Cardiovascular autonomic neuropathy (CAN) is a debilitating condition occurring among diabetic patients especially those with long duration of disease. Whereas incidences and treatment of CAN has been well described for Western populations, fewer studies have been conducted among the Chinese. This study, therefore, aimed to assess the prevalence of CAN among sampled Chinese diabetic patients. Accordingly, 2,048 participants with a history of type 1 diabetes mellitus (T1DM, 73) and type 2 diabetes mellitus (T2DM, 1975) were randomly sampled from 13 hospitals. Patients' biodata were recorded, and autonomic nervous system function tests performed to aid in the preliminary diagnosis of CAN. The final CAN diagnosis was based on the Ewing's test in which heart rate variation (HRV) values were evaluated through deep-breathing (DB), lying-to-standing (LS), and Valsalva (V) tests. Systolic blood pressure (SBP) variation values were also evaluated through LS. In the T1DM group, 61.6% patients were diagnosed with CAN and no differences were observed in the baseline and clinical data between this group and those without CAN ( > 0.05). In the T2DM group, 62.6% patients were diagnosed with CAN and statistically significant differences were found between the CAN and non- CAN group with regards to age, duration of diabetes, metformin treatment, retinopathy, and hypertension history ( < 0.05). The most common manifestations of CAN included weakness (28.6%), dizziness (23.4%), frequent urination (19.6%), upper body sweating (18.3%), and nocturia (15.9%). Additionally, duration of disease and age were independent risk factors for CAN in T1DM and T2DM, respectively. On diagnosis, a combination of the V test + LS test provided the highest sensitivity of detecting CAN among T1DM group (sensitivity = 97.6%, AUC = 0.887) while for T2DM category, DB test had the highest sensitivity (83.6%), and maximal AUC (0.856) was found with V test + DB test. The overall prevalence of diabetes with CAN in the study was up to 63%.
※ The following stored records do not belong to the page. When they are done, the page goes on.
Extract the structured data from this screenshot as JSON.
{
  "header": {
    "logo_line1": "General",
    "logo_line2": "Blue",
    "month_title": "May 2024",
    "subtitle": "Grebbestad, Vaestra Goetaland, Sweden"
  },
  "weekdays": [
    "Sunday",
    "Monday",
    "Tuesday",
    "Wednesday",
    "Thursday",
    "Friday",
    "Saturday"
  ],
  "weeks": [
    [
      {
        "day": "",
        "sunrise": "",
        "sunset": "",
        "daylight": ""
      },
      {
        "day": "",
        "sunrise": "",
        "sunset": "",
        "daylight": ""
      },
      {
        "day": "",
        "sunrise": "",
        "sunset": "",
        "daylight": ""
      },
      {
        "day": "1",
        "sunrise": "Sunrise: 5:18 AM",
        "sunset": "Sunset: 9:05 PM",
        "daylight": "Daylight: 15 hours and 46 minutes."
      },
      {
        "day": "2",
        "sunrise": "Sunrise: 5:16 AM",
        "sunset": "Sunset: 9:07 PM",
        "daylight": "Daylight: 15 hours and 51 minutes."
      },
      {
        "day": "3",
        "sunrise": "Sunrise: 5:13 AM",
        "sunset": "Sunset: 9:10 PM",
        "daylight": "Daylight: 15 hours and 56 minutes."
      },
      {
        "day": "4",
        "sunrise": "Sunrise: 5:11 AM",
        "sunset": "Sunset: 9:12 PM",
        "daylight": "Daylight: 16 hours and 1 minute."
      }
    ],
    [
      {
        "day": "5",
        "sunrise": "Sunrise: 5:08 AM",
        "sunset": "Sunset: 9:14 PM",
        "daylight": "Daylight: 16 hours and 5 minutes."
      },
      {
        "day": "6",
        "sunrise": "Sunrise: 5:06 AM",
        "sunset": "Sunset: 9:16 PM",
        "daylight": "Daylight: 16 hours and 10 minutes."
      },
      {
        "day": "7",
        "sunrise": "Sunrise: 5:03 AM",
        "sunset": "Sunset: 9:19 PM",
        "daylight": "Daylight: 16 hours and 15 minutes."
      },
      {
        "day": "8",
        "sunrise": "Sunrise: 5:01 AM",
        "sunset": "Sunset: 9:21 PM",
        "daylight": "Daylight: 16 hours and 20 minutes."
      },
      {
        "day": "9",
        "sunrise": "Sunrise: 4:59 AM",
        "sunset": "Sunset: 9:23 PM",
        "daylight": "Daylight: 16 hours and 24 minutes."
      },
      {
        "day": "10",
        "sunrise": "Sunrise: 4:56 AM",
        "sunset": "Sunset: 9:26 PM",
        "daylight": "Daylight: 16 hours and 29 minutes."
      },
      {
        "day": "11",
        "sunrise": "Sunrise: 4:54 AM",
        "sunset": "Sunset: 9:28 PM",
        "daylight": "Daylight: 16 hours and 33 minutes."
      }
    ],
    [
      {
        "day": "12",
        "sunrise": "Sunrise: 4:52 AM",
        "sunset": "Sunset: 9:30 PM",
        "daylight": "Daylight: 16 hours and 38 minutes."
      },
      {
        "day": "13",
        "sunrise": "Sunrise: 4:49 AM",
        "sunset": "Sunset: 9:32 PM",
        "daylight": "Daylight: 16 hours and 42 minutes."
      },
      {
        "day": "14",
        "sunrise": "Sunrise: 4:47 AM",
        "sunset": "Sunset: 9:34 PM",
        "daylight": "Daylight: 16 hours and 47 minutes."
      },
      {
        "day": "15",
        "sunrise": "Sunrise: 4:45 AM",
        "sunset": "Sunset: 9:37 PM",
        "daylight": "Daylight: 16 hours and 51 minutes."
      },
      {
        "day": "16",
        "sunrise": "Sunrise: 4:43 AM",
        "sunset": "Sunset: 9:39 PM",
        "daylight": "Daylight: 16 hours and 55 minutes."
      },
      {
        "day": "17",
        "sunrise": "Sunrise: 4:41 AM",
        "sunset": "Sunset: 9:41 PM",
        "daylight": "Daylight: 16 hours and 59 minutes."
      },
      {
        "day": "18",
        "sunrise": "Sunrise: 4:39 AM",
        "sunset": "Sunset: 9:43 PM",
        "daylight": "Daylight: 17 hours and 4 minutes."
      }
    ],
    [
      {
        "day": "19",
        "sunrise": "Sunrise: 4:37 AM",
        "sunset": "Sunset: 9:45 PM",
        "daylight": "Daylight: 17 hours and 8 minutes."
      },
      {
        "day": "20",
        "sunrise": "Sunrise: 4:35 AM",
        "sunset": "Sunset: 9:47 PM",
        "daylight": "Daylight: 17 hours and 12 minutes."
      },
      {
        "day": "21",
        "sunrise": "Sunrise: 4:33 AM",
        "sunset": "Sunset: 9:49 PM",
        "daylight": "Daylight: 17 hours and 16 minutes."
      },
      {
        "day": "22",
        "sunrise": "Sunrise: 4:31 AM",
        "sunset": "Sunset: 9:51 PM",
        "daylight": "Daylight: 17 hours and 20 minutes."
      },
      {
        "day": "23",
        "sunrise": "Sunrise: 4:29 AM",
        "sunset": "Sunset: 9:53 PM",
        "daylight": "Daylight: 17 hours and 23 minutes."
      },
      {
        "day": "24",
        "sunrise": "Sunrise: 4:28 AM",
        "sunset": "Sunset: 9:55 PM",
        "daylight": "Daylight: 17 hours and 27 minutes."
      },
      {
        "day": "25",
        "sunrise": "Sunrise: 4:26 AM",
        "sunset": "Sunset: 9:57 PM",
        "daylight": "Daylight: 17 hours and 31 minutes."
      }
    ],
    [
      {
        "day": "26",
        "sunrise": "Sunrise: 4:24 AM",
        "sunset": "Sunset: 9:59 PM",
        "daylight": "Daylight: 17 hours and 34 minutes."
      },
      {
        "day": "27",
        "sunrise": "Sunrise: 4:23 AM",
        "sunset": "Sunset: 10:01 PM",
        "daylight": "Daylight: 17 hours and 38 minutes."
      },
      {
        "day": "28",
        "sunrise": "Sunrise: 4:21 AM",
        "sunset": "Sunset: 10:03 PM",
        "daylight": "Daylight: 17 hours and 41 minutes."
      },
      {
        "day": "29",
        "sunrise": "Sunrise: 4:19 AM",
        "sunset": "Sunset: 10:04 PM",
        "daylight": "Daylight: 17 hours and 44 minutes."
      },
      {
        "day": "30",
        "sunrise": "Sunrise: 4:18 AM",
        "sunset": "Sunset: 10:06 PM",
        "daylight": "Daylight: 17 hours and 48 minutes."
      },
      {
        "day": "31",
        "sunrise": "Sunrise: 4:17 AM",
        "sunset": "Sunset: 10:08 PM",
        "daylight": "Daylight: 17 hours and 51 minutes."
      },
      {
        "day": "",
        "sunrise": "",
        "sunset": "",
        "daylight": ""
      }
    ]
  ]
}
心血管自主神经病变(CAN)是糖尿病患者尤其是病程较长患者中出现的一种使人衰弱的病症。虽然西方人群中CAN的发病率及治疗方法已有详尽描述,但针对中国人的相关研究较少。因此,本研究旨在评估抽样的中国糖尿病患者中CAN的患病率。据此,从13家医院随机抽取了2048名有1型糖尿病(T1DM,73例)和2型糖尿病(T2DM,1975例)病史的参与者。记录患者的生物数据,并进行自主神经系统功能测试以辅助CAN的初步诊断。最终的CAN诊断基于尤因测试,通过深呼吸(DB)、平卧位到站立位(LS)和瓦尔萨尔瓦动作(V)测试评估心率变异性(HRV)值。还通过LS评估收缩压(SBP)变异性值。在T1DM组中,61.6%的患者被诊断为CAN,该组与未患CAN的患者在基线和临床数据方面未观察到差异(P>0.05)。在T2DM组中,62.6%的患者被诊断为CAN,CAN组与非CAN组在年龄、糖尿病病程、二甲双胍治疗、视网膜病变和高血压病史方面存在统计学显著差异(P<0.05)。CAN最常见的表现包括乏力(28.6%)、头晕(23.4%)、尿频(19.6%)、上身出汗(18.3%)和夜尿(15.9%)。此外,病程和年龄分别是T1DM和T2DM中CAN的独立危险因素。诊断时,V测试+LS测试组合在T1DM组中检测CAN的灵敏度最高(灵敏度=97.6%,AUC=0.887),而对于T2DM类别,DB测试灵敏度最高(83.6%),V测试+DB测试的AUC最大(0.856)。本研究中糖尿病合并CAN的总体患病率高达63%。